AA muhabirinin güvenlik ve istihbarat yetkililerinden aldığı bilgiye göre, FETÖ’nün 15 Temmuz’daki darbe teşebbüsünün ardından başlatılan operasyonlarda gözaltına alınan bazı şüphelilerin ifadeleri ile tutanağa geçmemesi şartıyla paylaştıkları bilgiler, örgüt yapılanmasının deşifre olmasında önemli rol oynuyor.

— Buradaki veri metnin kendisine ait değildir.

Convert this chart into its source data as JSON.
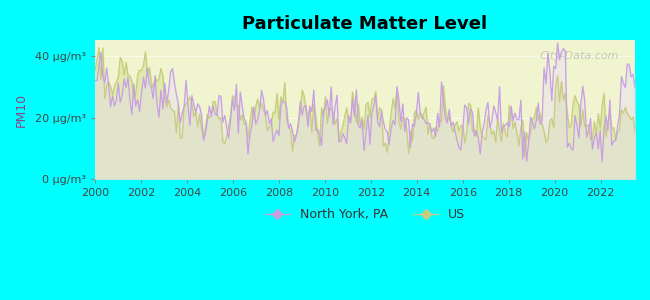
{
  "title": "Particulate Matter Level",
  "ylabel": "PM10",
  "background_color": "#00FFFF",
  "plot_bg_color": "#f0f5d0",
  "ny_color": "#c8a0e0",
  "us_color": "#c8cc80",
  "ylim": [
    0,
    45
  ],
  "yticks": [
    0,
    20,
    40
  ],
  "ytick_labels": [
    "0 μg/m³",
    "20 μg/m³",
    "40 μg/m³"
  ],
  "xstart": 2000,
  "xend": 2023,
  "watermark": "City-Data.com"
}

İşleyişi itibarıyla “hücre tipi” yapılanmanın hakim olduğu örgütte, temel amaç “devletin kılcal damarlarına sızmak” olduğu için bazen kurumlar bazen de sektörler için görevlendirilen gruplar birbirinden habersiz olarak faaliyet gösteriyor. Her grubun başında bulunan “ağabey”ler haftalık toplantılarda bir araya gelerek, “imam”ların üst akıldan aldıkları talimatlar doğrultusunda bilgi ve görev paylaşımı yapıyor. Bu toplantılarda “öğrenci” olarak adlandırılan yeni üyelerin gelişimi, karakteri, örgüt için ileride nerede faydalı olabileceği değerlendirilerek planlamalar yapılıyor.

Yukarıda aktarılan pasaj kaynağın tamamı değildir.